Father and disabled son will complete Baltimore Marathon together

Heading home after a tough day at work, Jeremy Haugh is beat — too tired, he knows, to run.

Someone else has other ideas.

Routinely, Haugh said, as he pulls his SUV into the driveway of the family's home in Charlottesville, Va., 8-year-old Jeremiah awaits, on the porch, flapping his arms excitedly in the air. That's the best he can do to tell his father he's ready to go.

Haugh shrugs, smiles and hugs his son. Moments later, having changed clothes, the 38-year-old Army lawyer helps Jeremiah into his running stroller and takes off on a one-hour jaunt, pushing the special needs child, who weighs 50 pounds, all the way.

It's a labor of love.

"It's our time together," said Haugh, who attended the University of Maryland School of Law in Baltimore. "Jeremiah loves 'running' with me; we've been doing this since he was one. He walks and talks a little, but it's unlikely that he's ever going to play soccer, or basketball, or run on his own. This way, he gets to do things that normal 8-year-olds do. In a lot of ways, this is his sport."

On Saturday, Haugh will compete in the Baltimore Marathon, his sidekick out in front. Jeremiah, who has global developmental delay, a neurological disorder, can't wait.

"He understands something is coming," Haugh said. "He knows he's going to get to spend a lot of time with daddy on Saturday."

To prep for the race, Haugh logs 3-hour runs on weekends, tirelessly pushing, for 20 miles or more, the first of the three children that he and his wife, Marianne, adopted. Jeremiah sits in the stroller, eyes sparkling, fingers curled around the handful of flags that he takes on each outing.

"He loves to hold the flags up in the breeze," Haugh said. "If I don't limit him to three or four flags, they'll act like a parachute."

A favorite flag is Old Glory. Haugh, who is from Waynesboro, Pa., has twice been deployed overseas, to Iraq and Afghanistan. A 2001 Maryland grad, he left private practice after 9/11 and joined the service. Currently, Haugh serves as command judge advocate of the army's JAG School, adjacent to the campus of the University of Virginia.

He began running long before adopting Jeremiah — Haugh completed three Ironman Triathlons while in law school — but his son's arrival in 2003, and subsequent diagnosis, changed his slant on training.

"I remember the first time we put him in the stroller, propping him up with towels, he was so small," Haugh said. "We took off and he loved it."

At 3, the child would climb into the stroller at midday, long before his father got home.

"He would have sat there, waiting for daddy, if I didn't get him out," his mother said.

Marianne Haugh called Jeremiah "the perfect running partner. There's no excessive chatter, but he lets you know that he's there.

"If Jeremy is going too slow," she said, "and the flags aren't flying fast enough, 'Miah starts complaining. He points. He makes sounds. He has always been known to get his point across."

Usually, daddy listens.

"He motivates me," Jeremy Haugh said. "Sometimes, Jeremiah forces me to run a lot farther."

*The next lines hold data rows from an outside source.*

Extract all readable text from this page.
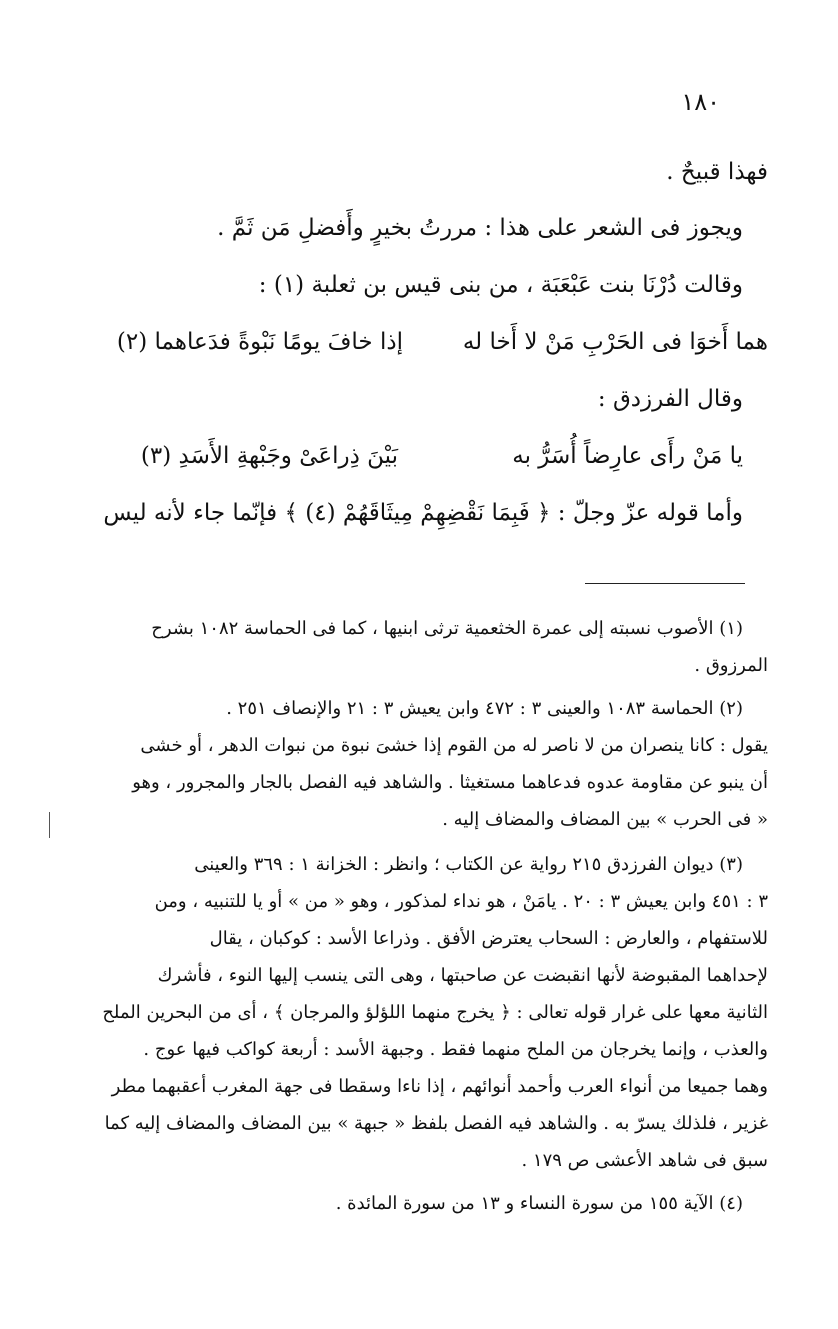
١٨٠

فهذا قبيحٌ .

ويجوز فى الشعر على هذا : مررتُ بخيرٍ وأَفضلِ مَن ثَمَّ .

وقالت دُرْنَا بنت عَبْعَبَة ، من بنى قيس بن ثعلبة (١) :

هما أَخوَا فى الحَرْبِ مَنْ لا أَخا له
إذا خافَ يومًا نَبْوةً فدَعاهما (٢)

وقال الفرزدق :

يا مَنْ رأَى عارِضاً أُسَرُّ به
بَيْنَ ذِراعَىْ وجَبْهةِ الأَسَدِ (٣)

وأما قوله عزّ وجلّ : ﴿ فَبِمَا نَقْضِهِمْ مِيثَاقَهُمْ (٤) ﴾ فإنّما جاء لأنه ليس

(١) الأصوب نسبته إلى عمرة الخثعمية ترثى ابنيها ، كما فى الحماسة ١٠٨٢ بشرح

المرزوق .

(٢) الحماسة ١٠٨٣ والعينى ٣ : ٤٧٢ وابن يعيش ٣ : ٢١ والإنصاف ٢٥١ .

يقول : كانا ينصران من لا ناصر له من القوم إذا خشىَ نبوة من نبوات الدهر ، أو خشى

أن ينبو عن مقاومة عدوه فدعاهما مستغيثا . والشاهد فيه الفصل بالجار والمجرور ، وهو

« فى الحرب » بين المضاف والمضاف إليه .

(٣) ديوان الفرزدق ٢١٥ رواية عن الكتاب ؛ وانظر : الخزانة ١ : ٣٦٩ والعينى

٣ : ٤٥١ وابن يعيش ٣ : ٢٠ . يامَنْ ، هو نداء لمذكور ، وهو « من » أو يا للتنبيه ، ومن

للاستفهام ، والعارض : السحاب يعترض الأفق . وذراعا الأسد : كوكبان ، يقال

لإحداهما المقبوضة لأنها انقبضت عن صاحبتها ، وهى التى ينسب إليها النوء ، فأشرك

الثانية معها على غرار قوله تعالى : ﴿ يخرج منهما اللؤلؤ والمرجان ﴾ ، أى من البحرين الملح

والعذب ، وإنما يخرجان من الملح منهما فقط . وجبهة الأسد : أربعة كواكب فيها عوج .

وهما جميعا من أنواء العرب وأحمد أنوائهم ، إذا ناءا وسقطا فى جهة المغرب أعقبهما مطر

غزير ، فلذلك يسرّ به . والشاهد فيه الفصل بلفظ « جبهة » بين المضاف والمضاف إليه كما

سبق فى شاهد الأعشى ص ١٧٩ .

(٤) الآية ١٥٥ من سورة النساء و ١٣ من سورة المائدة .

Toward the end of a two-hour run recently, Haugh said, he stopped to rest. His companion would have none of it.

"Mo'," Jeremiah said, clutching his limp flags.

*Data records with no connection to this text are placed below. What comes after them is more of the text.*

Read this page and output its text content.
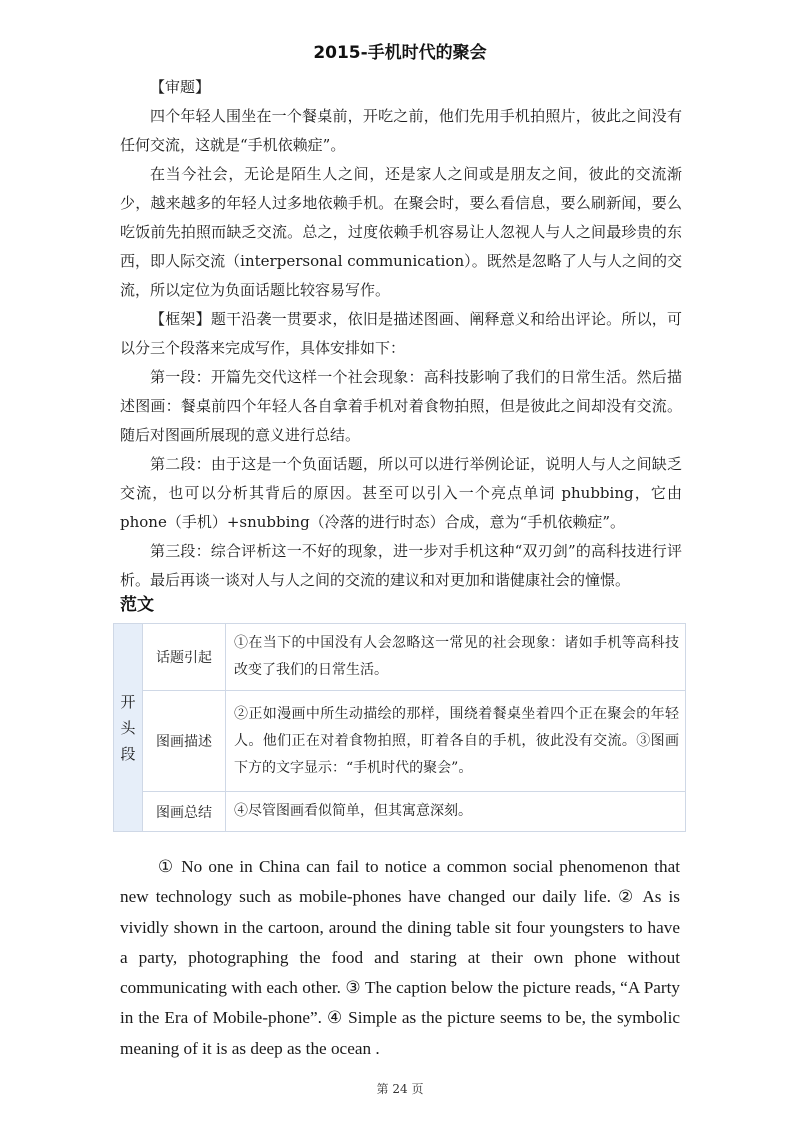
2015-手机时代的聚会

【审题】

四个年轻人围坐在一个餐桌前，开吃之前，他们先用手机拍照片，彼此之间没有任何交流，这就是“手机依赖症”。

在当今社会，无论是陌生人之间，还是家人之间或是朋友之间，彼此的交流渐少，越来越多的年轻人过多地依赖手机。在聚会时，要么看信息，要么刷新闻，要么吃饭前先拍照而缺乏交流。总之，过度依赖手机容易让人忽视人与人之间最珍贵的东西，即人际交流（interpersonal communication）。既然是忽略了人与人之间的交流，所以定位为负面话题比较容易写作。

【框架】题干沿袭一贯要求，依旧是描述图画、阐释意义和给出评论。所以，可以分三个段落来完成写作，具体安排如下：

第一段：开篇先交代这样一个社会现象：高科技影响了我们的日常生活。然后描述图画：餐桌前四个年轻人各自拿着手机对着食物拍照，但是彼此之间却没有交流。随后对图画所展现的意义进行总结。

第二段：由于这是一个负面话题，所以可以进行举例论证，说明人与人之间缺乏交流，也可以分析其背后的原因。甚至可以引入一个亮点单词 phubbing，它由 phone（手机）+snubbing（冷落的进行时态）合成，意为“手机依赖症”。

第三段：综合评析这一不好的现象，进一步对手机这种“双刃剑”的高科技进行评析。最后再谈一谈对人与人之间的交流的建议和对更加和谐健康社会的憧憬。

范文
开
头
段	话题引起	①在当下的中国没有人会忽略这一常见的社会现象：诸如手机等高科技改变了我们的日常生活。
	图画描述	②正如漫画中所生动描绘的那样，围绕着餐桌坐着四个正在聚会的年轻人。他们正在对着食物拍照，盯着各自的手机，彼此没有交流。③图画下方的文字显示：“手机时代的聚会”。
	图画总结	④尽管图画看似简单，但其寓意深刻。

① No one in China can fail to notice a common social phenomenon that new technology such as mobile-phones have changed our daily life. ② As is vividly shown in the cartoon, around the dining table sit four youngsters to have a party, photographing the food and staring at their own phone without communicating with each other. ③ The caption below the picture reads, “A Party in the Era of Mobile-phone”. ④ Simple as the picture seems to be, the symbolic meaning of it is as deep as the ocean .

第 24 页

His father wiped his brow.


Haugh sighed.

"Alright," he said. "I guess we're going farther today."

Running uphill isn't easy. Try doing it while shoving a 50-pound weight.

"Pushing 'Miah, in his runner, up our driveway is a struggle for me," his mother said.

Haugh soldiers on.

"My arms get tired first," he said. "It's an awkward position. And if Jeremiah leans to one side, to look at something, he pulls the jogger to the right or the left."

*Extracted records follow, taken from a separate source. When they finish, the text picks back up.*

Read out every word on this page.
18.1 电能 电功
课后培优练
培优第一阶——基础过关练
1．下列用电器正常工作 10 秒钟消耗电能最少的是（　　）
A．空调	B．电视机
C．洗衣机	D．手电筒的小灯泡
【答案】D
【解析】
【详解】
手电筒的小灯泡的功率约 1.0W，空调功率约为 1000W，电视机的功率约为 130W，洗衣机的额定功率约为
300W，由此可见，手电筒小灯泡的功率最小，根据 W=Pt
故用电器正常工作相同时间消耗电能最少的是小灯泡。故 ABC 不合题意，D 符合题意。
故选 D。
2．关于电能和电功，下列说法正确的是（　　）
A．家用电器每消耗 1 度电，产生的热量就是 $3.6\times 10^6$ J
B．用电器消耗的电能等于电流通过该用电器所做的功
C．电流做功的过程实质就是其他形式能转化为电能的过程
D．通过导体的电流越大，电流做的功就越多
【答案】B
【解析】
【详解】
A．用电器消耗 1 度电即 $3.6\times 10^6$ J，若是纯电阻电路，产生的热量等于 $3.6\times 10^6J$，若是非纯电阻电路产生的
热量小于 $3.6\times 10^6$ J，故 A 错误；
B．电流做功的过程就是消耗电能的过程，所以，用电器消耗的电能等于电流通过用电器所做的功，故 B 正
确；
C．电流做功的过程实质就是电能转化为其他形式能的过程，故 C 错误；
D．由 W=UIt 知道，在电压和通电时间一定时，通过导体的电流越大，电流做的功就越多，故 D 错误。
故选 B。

On the steepest hills, Haugh hunkers down to push. Those times, Jeremiah turns — and sees no one.


"Still here," his father replies.

The Haughs have been turned away from a number of races that ban strollers for safety reasons. Baltimore allows them, but only for special needs entrants.

The marathon will be the longest race they've done in tandem. They completed several 5Ks, as well as a half-marathon in Georgia in 2007. Haugh was preparing to leave for the Middle East at the time.

During the race, he said, "I began talking with a guy who'd served in Iraq. It was a hot day, so I told him I had to stop to remove a layer of clothes. Instead, he offered to push Jeremiah for half a mile while I took off a shirt and stuff."

Reactions from other runners run the gamut, he said — everything from "Good luck" to "Love your flags!" One weary runner muttered, "I'm getting passed by a guy with a baby jogger."

"I know that when they see us, people wonder, 'Why is he running with that big kid?' because Jeremiah looks somewhat normal," Haugh said. "Usually, I'll make a joke, like, 'We're going to switch halfway through the race and he's going to push me.' "

He has no plans to stop.

"As long as Jeremiah enjoys it, I'll run with him," he said.

"I know I'm not breaking new ground. Others have done this, and done it better, than I. But it's a chance for my kid to do something athletic that he otherwise would be unable to do."